We heated rock salt for a chemistry lab and it changed from white crystally rock to brown rock and ash-like materiak on the bottom of the test tube. Also there was a sizzling\popping noise. Why did it change colour and why was there a noise? What caused this?


2 Answers 2


"Rock salt" contains many impurities, in addition to its main ingredient, sodium chloride. Some trace chemicals in rock salt, such as lithium chloride or sodium carbonate, hold onto water, which might boil out, sizzling and popping, and if your specimen got hot enough, carbonates could decompose.

Even if you had used "table salt", rather than rock salt, chemicals are intentionally added, such as sodium ferrocyanide (to prevent caking), which has a yellowish color and potassium iodide (as a food supplement).

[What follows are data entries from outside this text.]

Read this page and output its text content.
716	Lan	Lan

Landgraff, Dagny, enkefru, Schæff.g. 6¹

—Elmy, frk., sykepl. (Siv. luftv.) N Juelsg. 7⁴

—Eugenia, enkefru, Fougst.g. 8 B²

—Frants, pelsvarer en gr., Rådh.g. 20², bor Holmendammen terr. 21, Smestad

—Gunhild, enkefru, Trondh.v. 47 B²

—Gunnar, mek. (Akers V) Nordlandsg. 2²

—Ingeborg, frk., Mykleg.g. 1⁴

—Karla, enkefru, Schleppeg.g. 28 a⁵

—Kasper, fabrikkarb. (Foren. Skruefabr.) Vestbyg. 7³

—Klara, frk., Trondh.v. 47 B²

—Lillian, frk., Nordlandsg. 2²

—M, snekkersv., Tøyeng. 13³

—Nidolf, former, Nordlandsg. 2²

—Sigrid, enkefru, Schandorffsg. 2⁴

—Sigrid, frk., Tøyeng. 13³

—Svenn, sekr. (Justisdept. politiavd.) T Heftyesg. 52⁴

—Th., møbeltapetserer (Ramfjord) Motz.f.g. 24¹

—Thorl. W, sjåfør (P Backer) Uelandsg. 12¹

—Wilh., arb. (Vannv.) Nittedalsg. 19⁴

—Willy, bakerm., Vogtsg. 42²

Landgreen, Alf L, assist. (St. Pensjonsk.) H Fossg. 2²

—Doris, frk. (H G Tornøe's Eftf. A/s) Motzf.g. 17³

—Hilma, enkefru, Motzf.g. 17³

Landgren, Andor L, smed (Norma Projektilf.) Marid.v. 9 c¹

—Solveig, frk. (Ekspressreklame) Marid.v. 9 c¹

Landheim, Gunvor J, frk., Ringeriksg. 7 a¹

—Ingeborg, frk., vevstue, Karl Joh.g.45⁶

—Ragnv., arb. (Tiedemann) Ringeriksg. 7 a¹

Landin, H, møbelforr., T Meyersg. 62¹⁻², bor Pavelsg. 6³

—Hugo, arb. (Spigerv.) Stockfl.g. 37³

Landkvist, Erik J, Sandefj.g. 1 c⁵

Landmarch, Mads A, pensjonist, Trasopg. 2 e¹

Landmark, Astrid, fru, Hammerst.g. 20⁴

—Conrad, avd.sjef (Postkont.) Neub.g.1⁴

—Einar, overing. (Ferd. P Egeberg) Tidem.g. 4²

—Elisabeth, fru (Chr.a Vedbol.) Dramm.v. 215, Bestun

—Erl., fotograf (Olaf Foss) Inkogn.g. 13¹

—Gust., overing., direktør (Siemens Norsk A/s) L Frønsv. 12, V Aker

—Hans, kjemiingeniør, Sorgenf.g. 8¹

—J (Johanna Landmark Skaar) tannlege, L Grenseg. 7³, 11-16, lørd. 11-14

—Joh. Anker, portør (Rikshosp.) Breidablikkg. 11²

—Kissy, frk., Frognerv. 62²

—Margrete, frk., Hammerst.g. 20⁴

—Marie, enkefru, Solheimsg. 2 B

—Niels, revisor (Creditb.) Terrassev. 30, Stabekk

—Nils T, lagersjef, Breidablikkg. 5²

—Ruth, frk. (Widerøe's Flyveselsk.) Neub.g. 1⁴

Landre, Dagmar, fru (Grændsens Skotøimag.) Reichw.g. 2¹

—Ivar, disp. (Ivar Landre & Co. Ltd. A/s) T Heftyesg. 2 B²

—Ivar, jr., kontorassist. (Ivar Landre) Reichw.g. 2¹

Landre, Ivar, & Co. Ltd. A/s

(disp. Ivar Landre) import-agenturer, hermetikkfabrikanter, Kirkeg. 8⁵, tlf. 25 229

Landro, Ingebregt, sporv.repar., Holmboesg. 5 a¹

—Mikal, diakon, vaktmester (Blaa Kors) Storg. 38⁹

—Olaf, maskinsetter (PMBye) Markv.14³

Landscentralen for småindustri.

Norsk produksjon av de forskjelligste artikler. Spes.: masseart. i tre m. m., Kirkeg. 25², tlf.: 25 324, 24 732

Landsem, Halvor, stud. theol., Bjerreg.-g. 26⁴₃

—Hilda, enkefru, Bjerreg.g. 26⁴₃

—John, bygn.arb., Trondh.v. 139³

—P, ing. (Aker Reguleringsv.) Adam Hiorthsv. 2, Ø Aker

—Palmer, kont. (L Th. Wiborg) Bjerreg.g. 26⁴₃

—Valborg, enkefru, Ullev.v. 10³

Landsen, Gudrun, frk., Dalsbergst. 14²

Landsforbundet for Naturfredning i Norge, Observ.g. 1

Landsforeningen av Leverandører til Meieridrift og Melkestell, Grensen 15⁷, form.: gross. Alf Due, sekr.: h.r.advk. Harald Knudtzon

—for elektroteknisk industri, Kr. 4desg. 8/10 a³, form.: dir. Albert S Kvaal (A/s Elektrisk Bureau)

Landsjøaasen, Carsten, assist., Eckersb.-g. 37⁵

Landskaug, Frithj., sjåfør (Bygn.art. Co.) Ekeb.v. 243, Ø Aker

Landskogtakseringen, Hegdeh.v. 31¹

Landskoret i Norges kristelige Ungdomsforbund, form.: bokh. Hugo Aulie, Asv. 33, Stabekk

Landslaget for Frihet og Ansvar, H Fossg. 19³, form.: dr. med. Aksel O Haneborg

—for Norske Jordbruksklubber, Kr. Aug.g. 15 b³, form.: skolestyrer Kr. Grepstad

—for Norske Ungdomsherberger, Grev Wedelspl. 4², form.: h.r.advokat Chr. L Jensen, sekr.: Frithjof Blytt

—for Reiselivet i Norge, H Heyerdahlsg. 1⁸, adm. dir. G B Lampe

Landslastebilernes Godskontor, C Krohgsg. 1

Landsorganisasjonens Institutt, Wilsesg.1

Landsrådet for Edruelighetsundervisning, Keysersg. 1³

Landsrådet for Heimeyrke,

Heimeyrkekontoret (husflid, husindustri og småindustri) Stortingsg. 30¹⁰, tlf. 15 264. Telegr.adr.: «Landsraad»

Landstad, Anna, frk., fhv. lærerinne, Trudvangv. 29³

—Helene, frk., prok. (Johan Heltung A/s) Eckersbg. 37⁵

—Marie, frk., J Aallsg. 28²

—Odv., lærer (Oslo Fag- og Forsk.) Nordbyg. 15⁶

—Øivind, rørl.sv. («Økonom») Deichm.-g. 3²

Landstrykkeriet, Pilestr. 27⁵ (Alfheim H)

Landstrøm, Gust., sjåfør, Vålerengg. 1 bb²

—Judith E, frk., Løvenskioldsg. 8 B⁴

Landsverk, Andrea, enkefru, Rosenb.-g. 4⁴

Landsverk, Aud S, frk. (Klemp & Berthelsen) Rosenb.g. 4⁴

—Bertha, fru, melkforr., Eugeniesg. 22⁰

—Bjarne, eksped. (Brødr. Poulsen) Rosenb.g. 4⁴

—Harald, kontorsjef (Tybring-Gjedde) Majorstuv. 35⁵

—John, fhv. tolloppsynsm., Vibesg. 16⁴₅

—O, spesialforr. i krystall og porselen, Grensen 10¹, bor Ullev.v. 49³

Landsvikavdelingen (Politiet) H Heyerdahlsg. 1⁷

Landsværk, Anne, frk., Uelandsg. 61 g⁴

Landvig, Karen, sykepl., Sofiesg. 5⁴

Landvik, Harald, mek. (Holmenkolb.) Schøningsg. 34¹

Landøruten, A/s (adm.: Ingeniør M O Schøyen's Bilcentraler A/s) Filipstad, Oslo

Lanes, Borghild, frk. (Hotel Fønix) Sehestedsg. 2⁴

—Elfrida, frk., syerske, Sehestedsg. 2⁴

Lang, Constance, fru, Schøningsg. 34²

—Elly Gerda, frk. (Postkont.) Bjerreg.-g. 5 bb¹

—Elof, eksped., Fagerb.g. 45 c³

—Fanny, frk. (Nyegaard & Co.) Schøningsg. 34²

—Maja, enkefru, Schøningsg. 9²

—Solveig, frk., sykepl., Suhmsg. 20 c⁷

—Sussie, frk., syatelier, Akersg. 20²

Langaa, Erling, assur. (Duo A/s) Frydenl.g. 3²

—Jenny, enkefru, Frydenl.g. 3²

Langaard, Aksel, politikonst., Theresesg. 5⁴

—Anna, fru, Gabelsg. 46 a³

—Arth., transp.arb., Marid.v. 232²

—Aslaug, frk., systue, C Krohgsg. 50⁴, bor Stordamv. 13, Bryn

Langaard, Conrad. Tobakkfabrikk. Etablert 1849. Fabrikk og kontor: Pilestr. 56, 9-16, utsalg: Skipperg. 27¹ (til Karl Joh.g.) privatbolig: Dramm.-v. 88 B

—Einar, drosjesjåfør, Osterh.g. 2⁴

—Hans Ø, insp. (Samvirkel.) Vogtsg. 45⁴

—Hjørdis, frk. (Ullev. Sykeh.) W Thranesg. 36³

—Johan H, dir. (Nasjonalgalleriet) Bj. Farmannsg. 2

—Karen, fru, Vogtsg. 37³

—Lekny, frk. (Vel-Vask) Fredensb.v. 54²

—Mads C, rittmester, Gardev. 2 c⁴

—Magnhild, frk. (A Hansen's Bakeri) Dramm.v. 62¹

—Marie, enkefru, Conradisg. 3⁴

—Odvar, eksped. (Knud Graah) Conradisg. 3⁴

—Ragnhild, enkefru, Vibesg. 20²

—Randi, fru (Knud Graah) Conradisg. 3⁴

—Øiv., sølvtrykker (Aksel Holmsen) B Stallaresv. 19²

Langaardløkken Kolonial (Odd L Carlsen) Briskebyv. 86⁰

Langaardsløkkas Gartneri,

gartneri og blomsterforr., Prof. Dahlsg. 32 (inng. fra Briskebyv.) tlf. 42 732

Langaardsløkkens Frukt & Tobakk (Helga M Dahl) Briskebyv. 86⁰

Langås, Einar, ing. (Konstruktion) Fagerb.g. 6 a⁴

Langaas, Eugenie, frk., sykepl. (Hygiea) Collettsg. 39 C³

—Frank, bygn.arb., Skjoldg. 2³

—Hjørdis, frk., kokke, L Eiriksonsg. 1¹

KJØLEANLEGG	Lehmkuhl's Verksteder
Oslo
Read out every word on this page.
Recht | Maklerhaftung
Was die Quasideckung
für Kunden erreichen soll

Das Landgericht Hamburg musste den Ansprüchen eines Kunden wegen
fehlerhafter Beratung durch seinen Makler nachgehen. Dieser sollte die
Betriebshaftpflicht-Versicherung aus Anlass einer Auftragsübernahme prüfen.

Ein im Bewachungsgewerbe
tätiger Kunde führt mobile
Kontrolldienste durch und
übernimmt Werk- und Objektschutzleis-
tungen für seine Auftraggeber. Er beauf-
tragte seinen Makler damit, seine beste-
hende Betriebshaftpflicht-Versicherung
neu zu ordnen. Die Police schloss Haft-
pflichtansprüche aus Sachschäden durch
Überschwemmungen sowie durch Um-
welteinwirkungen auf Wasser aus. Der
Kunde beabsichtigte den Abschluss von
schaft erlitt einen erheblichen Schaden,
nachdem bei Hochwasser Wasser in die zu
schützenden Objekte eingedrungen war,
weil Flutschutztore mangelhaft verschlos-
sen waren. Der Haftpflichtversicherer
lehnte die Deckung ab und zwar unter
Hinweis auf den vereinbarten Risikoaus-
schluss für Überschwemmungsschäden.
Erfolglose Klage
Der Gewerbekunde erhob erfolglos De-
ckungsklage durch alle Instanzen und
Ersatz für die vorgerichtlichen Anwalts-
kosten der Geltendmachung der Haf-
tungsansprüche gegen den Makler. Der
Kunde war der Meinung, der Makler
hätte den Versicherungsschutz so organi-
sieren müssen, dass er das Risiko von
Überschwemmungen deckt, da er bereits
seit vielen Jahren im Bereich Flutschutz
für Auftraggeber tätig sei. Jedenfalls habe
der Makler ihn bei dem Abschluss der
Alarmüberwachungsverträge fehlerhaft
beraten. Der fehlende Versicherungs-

Had you heated pure sodium chloride, there should not have been a color change.


I'm not too sure what you are asking. If you are refering to rock salt as in sodium chloride (NaCl), I too am at a loss at how you would have created such an effect.

I will assume that you have heated some random other compound since NaCl does not decompose/ react to heat so readily.

It is possible that the "rock salt" reacted to the heat and perhaps decomposed.

For example, CaCO3 (calcium carbonate) decomposes to CaO and Oxygen, perhaps forming the sizzling noise.